これだけ圧倒的なパフォーマンスを見せているチームが、なぜターンオーバーを多発させてしまうのか。レマニスHCはチームが追い求めるスタイルゆえの代償だと説明する。
「自分たちのやりたいバスケットのペースが非常に速いので、どうしてもそれを続けようとすると判断スピードが早まってしまう。そこでターンオーバーが重なってしまうのは仕方ないのかなと思っています。あとは、新加入選手が特にプレータイムが長くなったりなどもあるのですが、そういった選手は自分たちのシステムに慣れるまで時間がかかったりとか、そういったことからターンオーバーが重なることもあると思うので、今後もターンオーバーがどこからあの来ているのかっていうのは分析しつつ、ペースを崩さずに自分たちのバスケットをやっていきたいです」
指揮官の言う通り、度重なるターンオーバーはA千葉のアグレッシブな攻守の代価となっているが「リスキーなプレー、例えばジャンプしながらパスとかそういった難しい判断になってしまうようなプレーはちょっとずつ取り除きつつ、バスケットを続けていきたいと思います」と持ち味を維持しつつ、改善へ取り組んでいくことを明かした。
226cmのチュアンシン・リュウ加入がさらなる武器に
シーズン途中の11月24日には中国籍のチュアンシン・リュウの加入が発表され、話題となった。226cmと規格外のサイズを持つリュウはここまで19試合に出場し、平均7分強の出場で3.7得点、2.8リバウンドを記録。また、アジア枠選手として登録することにより、外国籍選手とともに出場することもでき、ラインナップによっては平均身長約205cmという驚異的なビッグラインナップを組むことも可能になった。リュウについてのレマニスHCからの評価は高い。

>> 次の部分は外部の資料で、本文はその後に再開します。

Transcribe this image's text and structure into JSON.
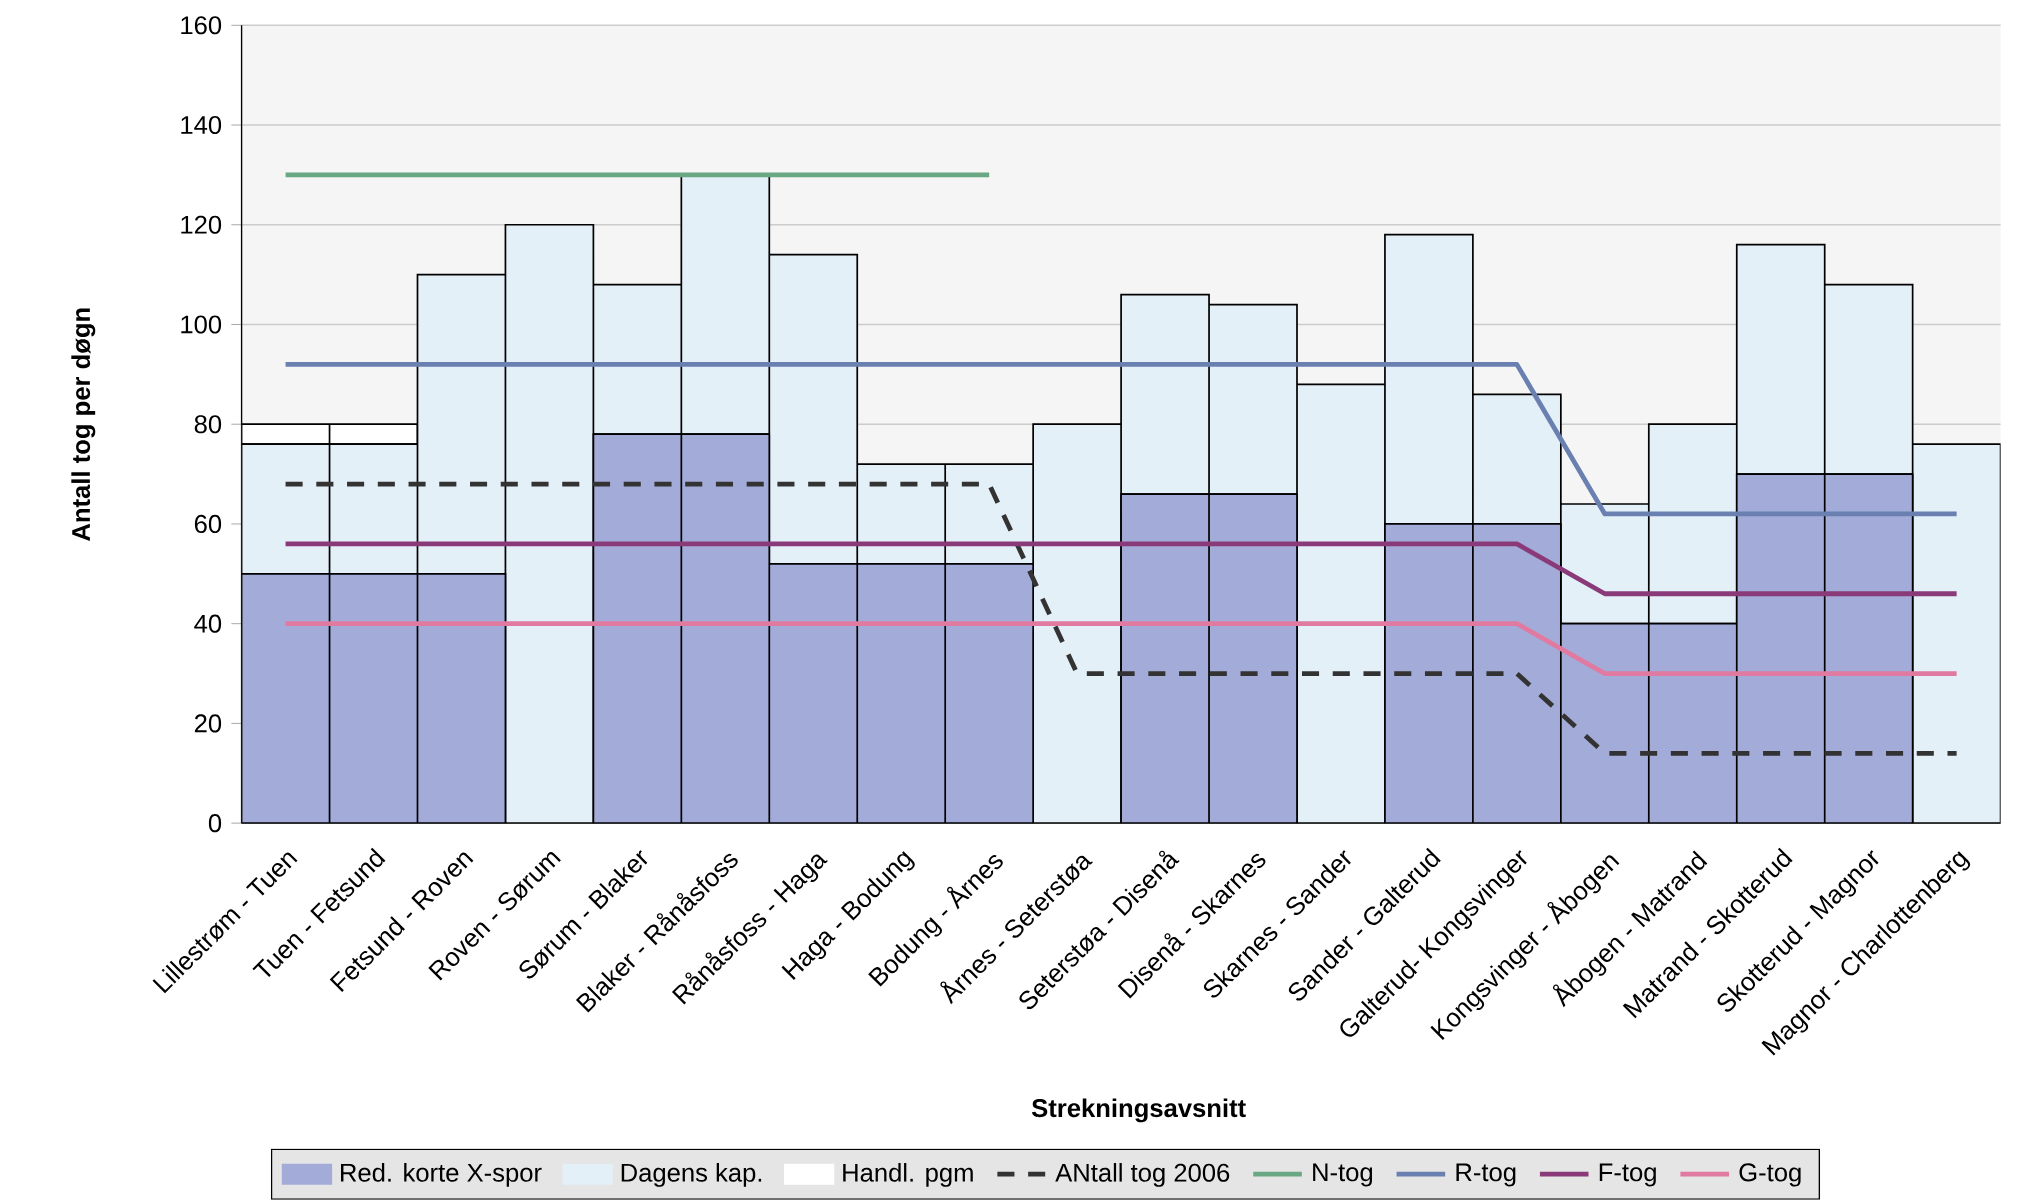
{
  "chart_data": {
    "type": "bar",
    "stacked": true,
    "xlabel": "Strekningsavsnitt",
    "ylabel": "Antall tog per døgn",
    "categories": [
      "Lillestrøm - Tuen",
      "Tuen - Fetsund",
      "Fetsund - Roven",
      "Roven - Sørum",
      "Sørum - Blaker",
      "Blaker - Rånåsfoss",
      "Rånåsfoss - Haga",
      "Haga - Bodung",
      "Bodung - Årnes",
      "Årnes - Seterstøa",
      "Seterstøa - Disenå",
      "Disenå - Skarnes",
      "Skarnes - Sander",
      "Sander - Galterud",
      "Galterud- Kongsvinger",
      "Kongsvinger - Åbogen",
      "Åbogen - Matrand",
      "Matrand - Skotterud",
      "Skotterud - Magnor",
      "Magnor - Charlottenberg"
    ],
    "series": [
      {
        "name": "Red. korte X-spor",
        "color": "#a3acd8",
        "values": [
          50,
          50,
          50,
          null,
          78,
          78,
          52,
          52,
          52,
          null,
          66,
          66,
          null,
          60,
          60,
          40,
          40,
          70,
          70,
          null
        ]
      },
      {
        "name": "Dagens kap.",
        "color": "#e4f0f8",
        "values": [
          26,
          26,
          60,
          120,
          30,
          52,
          62,
          20,
          20,
          80,
          40,
          38,
          88,
          58,
          26,
          24,
          40,
          46,
          38,
          76
        ]
      },
      {
        "name": "Handl. pgm",
        "color": "#ffffff",
        "values": [
          4,
          4,
          null,
          null,
          null,
          null,
          null,
          null,
          null,
          null,
          null,
          null,
          null,
          null,
          null,
          null,
          null,
          null,
          null,
          null
        ]
      },
      {
        "name": "ANtall tog 2006",
        "type": "line",
        "line_style": "dashed",
        "color": "#333333",
        "values": [
          68,
          68,
          68,
          68,
          68,
          68,
          68,
          68,
          68,
          30,
          30,
          30,
          30,
          30,
          30,
          14,
          14,
          14,
          14,
          14
        ]
      },
      {
        "name": "N-tog",
        "type": "line",
        "color": "#6aa884",
        "values": [
          130,
          130,
          130,
          130,
          130,
          130,
          130,
          130,
          130,
          null,
          null,
          null,
          null,
          null,
          null,
          null,
          null,
          null,
          null,
          null
        ]
      },
      {
        "name": "R-tog",
        "type": "line",
        "color": "#6a80b0",
        "values": [
          92,
          92,
          92,
          92,
          92,
          92,
          92,
          92,
          92,
          92,
          92,
          92,
          92,
          92,
          92,
          62,
          62,
          62,
          62,
          62
        ]
      },
      {
        "name": "F-tog",
        "type": "line",
        "color": "#8a3a78",
        "values": [
          56,
          56,
          56,
          56,
          56,
          56,
          56,
          56,
          56,
          56,
          56,
          56,
          56,
          56,
          56,
          46,
          46,
          46,
          46,
          46
        ]
      },
      {
        "name": "G-tog",
        "type": "line",
        "color": "#e07aa0",
        "values": [
          40,
          40,
          40,
          40,
          40,
          40,
          40,
          40,
          40,
          40,
          40,
          40,
          40,
          40,
          40,
          30,
          30,
          30,
          30,
          30
        ]
      }
    ],
    "ylim": [
      0,
      160
    ],
    "yticks": [
      0,
      20,
      40,
      60,
      80,
      100,
      120,
      140,
      160
    ],
    "grid": "y",
    "legend": "bottom"
  }
}
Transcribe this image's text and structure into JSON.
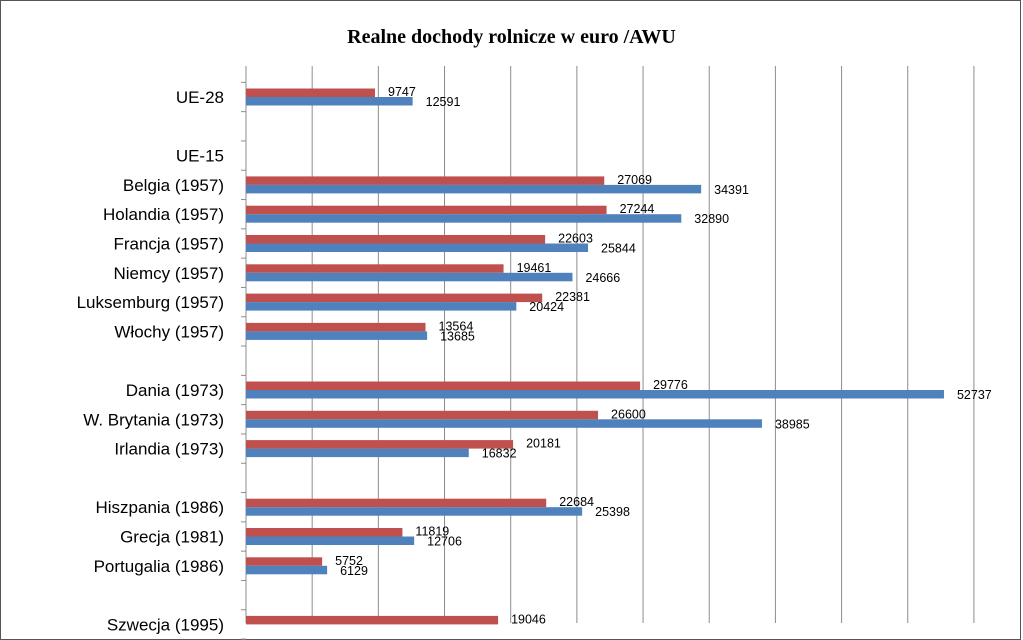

「現時点ではチームに非常にフィットしていて、素晴らしくやってくれているなと思います。まず、人として本当に素晴らしい人で、チームのことを1番に考えてくれていますし、努力を怠らずにやってくれています」
まだ24歳と若く、伸び代があるリュウのポテンシャルにについて指揮官はこう話す。
「まずは、彼のポテンシャルを何とか全員で引き出していく必要があり、その過程にあります。我々のスタイルがシーズンの最初からオフェンスもディフェンスもスピードのあるプレースタイルで、そこにリュウ選手のスキルをどういうふうに融合させていくのかは、まだまだチームとしても成長過程にあると思っています。彼のポテンシャルを発揮する方法を全員で考えていかないといけないのですが、彼がコート上にいるときに非常に効果的にチームが動く場合もあれば、あまりうまくいかないときもあり、対戦相手次第でもあると思うので、まだまだここからシーズンもあと半分残っているので、そこで全員でその過程を成長できるように進めていければと思っています」
レギュラーシーズンも半分を折り返し、ここまで絶好調のA千葉。昨シーズンはプレーオフ準決勝で長崎ヴェルカに敗退し、B1昇格を逃した。その悔しさをバネに、レマニスHCがつくるアグレッシブでアップテンポなスタイルでここまで快進撃を続けている。ターンオーバー数の改善やリュウのフィットなど、まだまだ成長の伸びしろを残しているアルティーリ千葉。昨年のリベンジ、そしてB1昇格へ後半戦も突き進む。